In Catholic school, as vicious as Roman rule,
I got my knuckles bruised by a lady in black,
And I held my tongue as she told me:
“Son, fear is the heart of love.”
So I never went back.

DCfC

He didn’t stop back then, and he’s not about to start doing it now. Empezar a detenerse, porque para contar una historia de amor hasta los verbos se vuelven torpes y contradictorios, aunque uno se abstenga de mencionarle.

Yuriy frota sus ojos intensamente tras colgar el teléfono; odia que se irriten todo el tiempo y que parezca que ha llorado. La verdad, cuando llora, sus ojos son habitados por un rojo distinto, un rojo más brillante y más bonito. Pero es un tono que sólo conocen aquellos que lo conocen a él. ¿Existe realmente quien pueda identificarlo? Él no lo sabe, pero no, no existe. Y no se debe a la falta de atención o de interés, sino al verde que no es como el resto de los verdes, o probablemente a esa ptosis discreta y mentirosa que inspira calma cada vez que sonríe. ¿Quién no quisiera poseerla eternamente [a la calma], teniéndola para siempre al alcance de la mano, o en este caso: de los ojos? No tan secreto como ese rojo, es su plan de viajar en el tiempo. Su padre rió abiertamente y lo miró con ternura cuando se enteró de sus intenciones; su mamá, en cambio, fijó la mirada en el folleto que tenía en las manos, sintiéndose insegura sobre cómo debería sentirse al respecto.

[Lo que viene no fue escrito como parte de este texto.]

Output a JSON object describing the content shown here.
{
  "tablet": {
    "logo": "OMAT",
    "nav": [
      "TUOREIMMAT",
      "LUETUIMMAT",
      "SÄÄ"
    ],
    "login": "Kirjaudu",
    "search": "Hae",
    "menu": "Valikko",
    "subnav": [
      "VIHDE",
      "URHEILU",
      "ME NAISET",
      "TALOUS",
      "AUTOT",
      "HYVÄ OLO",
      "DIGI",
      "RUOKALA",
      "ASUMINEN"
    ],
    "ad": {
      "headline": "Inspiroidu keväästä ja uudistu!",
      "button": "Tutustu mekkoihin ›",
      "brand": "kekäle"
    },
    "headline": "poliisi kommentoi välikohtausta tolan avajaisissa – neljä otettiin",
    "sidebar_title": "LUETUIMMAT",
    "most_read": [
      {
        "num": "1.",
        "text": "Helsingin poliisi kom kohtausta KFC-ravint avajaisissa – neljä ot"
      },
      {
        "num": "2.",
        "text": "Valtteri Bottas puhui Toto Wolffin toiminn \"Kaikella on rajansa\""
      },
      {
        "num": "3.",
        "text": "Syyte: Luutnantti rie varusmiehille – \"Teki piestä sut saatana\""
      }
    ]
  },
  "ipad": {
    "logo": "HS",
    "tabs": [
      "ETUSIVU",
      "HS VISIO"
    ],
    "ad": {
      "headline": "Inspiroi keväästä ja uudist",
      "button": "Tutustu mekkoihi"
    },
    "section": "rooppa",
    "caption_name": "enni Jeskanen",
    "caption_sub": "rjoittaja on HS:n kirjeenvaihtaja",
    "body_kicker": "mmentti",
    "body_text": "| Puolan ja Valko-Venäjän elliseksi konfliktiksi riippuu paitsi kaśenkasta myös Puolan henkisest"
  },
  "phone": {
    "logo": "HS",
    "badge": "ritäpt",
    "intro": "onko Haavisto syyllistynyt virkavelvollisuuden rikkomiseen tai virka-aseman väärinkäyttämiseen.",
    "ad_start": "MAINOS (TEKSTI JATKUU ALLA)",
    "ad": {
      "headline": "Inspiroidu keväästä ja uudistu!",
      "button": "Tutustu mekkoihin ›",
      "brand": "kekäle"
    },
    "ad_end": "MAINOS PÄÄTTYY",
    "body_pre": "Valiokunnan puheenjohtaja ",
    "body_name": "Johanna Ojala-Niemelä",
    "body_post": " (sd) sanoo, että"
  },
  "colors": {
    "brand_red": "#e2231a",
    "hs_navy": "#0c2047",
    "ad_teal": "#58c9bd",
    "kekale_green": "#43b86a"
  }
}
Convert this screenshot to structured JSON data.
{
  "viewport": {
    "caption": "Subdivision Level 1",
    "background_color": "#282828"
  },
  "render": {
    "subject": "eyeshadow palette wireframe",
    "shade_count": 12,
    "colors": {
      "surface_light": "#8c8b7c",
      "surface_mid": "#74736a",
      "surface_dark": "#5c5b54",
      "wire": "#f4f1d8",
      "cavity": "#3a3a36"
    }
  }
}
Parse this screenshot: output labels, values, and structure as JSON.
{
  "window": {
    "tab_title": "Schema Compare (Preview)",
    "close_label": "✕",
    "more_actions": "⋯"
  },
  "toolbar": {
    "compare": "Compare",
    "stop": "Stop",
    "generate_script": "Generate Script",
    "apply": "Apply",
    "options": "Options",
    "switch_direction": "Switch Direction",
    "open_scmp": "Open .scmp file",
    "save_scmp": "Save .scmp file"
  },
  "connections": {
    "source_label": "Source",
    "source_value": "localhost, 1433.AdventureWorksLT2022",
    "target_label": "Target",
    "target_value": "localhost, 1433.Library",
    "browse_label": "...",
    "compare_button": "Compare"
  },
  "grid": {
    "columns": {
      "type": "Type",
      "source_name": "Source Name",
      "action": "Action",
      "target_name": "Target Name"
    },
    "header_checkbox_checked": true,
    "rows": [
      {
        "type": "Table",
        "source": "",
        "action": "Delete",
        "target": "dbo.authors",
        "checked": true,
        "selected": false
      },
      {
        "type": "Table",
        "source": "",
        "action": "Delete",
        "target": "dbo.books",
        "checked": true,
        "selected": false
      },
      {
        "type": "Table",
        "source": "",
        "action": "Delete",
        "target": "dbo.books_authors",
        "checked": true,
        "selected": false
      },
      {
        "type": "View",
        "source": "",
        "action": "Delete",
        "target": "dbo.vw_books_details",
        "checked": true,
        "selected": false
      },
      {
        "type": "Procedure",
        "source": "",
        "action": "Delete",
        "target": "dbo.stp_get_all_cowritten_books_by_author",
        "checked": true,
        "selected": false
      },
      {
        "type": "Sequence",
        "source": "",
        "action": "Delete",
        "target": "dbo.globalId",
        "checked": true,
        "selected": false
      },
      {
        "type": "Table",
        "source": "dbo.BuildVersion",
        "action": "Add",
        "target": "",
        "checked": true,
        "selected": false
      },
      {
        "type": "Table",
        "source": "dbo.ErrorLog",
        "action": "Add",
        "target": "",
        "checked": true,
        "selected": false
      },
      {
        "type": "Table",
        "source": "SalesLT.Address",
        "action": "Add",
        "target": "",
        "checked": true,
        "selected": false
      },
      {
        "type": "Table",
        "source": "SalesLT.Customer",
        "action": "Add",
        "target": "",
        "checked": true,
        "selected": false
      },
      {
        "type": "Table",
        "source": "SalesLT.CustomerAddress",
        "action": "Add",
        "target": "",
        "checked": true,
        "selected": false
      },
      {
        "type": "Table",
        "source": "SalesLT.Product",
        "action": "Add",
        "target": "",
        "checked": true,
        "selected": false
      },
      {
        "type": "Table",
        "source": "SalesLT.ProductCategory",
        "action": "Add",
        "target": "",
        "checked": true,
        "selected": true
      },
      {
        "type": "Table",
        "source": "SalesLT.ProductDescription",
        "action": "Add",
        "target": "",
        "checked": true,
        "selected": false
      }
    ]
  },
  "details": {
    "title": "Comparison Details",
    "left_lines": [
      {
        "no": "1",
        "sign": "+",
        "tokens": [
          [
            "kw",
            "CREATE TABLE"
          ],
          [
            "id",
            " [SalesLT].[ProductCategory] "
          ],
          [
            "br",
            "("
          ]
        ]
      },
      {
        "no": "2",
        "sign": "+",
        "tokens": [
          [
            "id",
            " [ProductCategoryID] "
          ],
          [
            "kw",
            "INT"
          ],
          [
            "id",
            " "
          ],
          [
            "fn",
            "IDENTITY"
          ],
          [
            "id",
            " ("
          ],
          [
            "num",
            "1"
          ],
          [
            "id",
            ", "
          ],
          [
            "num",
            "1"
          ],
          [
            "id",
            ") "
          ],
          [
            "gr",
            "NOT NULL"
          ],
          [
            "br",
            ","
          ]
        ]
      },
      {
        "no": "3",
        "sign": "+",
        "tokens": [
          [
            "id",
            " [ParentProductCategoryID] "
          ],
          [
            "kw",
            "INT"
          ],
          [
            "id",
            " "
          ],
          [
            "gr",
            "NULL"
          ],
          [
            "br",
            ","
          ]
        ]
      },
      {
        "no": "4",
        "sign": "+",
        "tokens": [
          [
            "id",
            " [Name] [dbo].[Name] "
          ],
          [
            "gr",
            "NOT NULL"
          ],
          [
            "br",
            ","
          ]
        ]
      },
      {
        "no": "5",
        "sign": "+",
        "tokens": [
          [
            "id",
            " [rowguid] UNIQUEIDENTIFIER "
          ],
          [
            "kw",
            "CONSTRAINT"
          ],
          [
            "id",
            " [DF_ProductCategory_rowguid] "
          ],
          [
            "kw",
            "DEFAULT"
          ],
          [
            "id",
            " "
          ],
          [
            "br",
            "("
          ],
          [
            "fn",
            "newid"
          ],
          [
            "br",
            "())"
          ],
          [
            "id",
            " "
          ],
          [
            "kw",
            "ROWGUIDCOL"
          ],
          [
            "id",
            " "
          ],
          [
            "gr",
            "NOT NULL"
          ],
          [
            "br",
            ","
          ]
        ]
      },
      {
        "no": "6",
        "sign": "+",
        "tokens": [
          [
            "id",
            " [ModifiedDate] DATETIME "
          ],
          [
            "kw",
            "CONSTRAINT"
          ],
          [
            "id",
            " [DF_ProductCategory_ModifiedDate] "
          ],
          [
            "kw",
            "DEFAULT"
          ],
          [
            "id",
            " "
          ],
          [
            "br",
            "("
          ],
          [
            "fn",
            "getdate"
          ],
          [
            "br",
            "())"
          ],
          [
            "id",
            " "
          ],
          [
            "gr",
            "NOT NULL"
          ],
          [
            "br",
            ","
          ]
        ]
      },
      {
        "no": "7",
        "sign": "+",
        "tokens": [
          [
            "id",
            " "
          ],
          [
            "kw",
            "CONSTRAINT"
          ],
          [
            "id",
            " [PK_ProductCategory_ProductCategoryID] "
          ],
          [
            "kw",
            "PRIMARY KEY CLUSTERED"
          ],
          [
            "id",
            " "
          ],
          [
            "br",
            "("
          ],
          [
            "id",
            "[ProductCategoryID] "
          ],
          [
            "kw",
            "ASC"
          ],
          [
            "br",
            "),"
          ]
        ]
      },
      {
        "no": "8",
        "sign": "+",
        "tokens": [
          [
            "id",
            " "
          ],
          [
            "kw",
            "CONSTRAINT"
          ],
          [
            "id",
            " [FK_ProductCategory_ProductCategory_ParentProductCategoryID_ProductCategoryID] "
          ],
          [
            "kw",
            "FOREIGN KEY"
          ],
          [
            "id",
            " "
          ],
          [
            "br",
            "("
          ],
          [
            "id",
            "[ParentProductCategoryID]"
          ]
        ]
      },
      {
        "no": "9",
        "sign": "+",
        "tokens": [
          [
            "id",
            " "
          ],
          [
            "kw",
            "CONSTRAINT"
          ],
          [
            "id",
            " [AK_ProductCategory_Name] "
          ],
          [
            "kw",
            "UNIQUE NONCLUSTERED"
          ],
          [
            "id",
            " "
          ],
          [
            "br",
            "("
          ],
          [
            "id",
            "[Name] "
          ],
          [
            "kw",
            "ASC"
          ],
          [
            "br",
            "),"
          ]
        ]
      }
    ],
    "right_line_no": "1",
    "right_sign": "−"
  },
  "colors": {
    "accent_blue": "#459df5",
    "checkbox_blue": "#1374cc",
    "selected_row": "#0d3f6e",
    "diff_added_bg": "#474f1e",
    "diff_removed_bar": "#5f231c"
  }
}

Fue una mañana de sábado cuando lo pensó por primera vez; y fue hoy, justo 7 horas y 16 minutos después de pensarlo por última ocasión, que echó a perder todo su trabajo. Pero la idea permanece intacta: no se puede detener el pasado estando en el futuro. Y hay que aclarar que Yuriy no quiere cambiarlo, Yuriy necesita detenerlo y sabe exactamente en qué momento debe hacerlo; pero anoche le ganó el sueño por lo que duró incluso menos que un segundo y derramó el café sobre sus planos casi conclusos. Entumecido por el insomnio de semanas, ni siquiera intentó rescatarlos; colocó la taza vacía sobre el escritorio y se fue a la cama. No lo asaltó la incertidumbre. Y es que Yuriy ni siquiera recuerda la sensación de encontrarse preocupado; no la ha tenido desde que tomó la decisión de detener el pasado. Reduciéndolo siempre a un objeto, jamás permitiéndole convertirse en persona. Yuriy no padece de tristeza ni de tiempo. No desde que le quedó claro que una vez logrado su objetivo, nada más podrá volver a salir mal.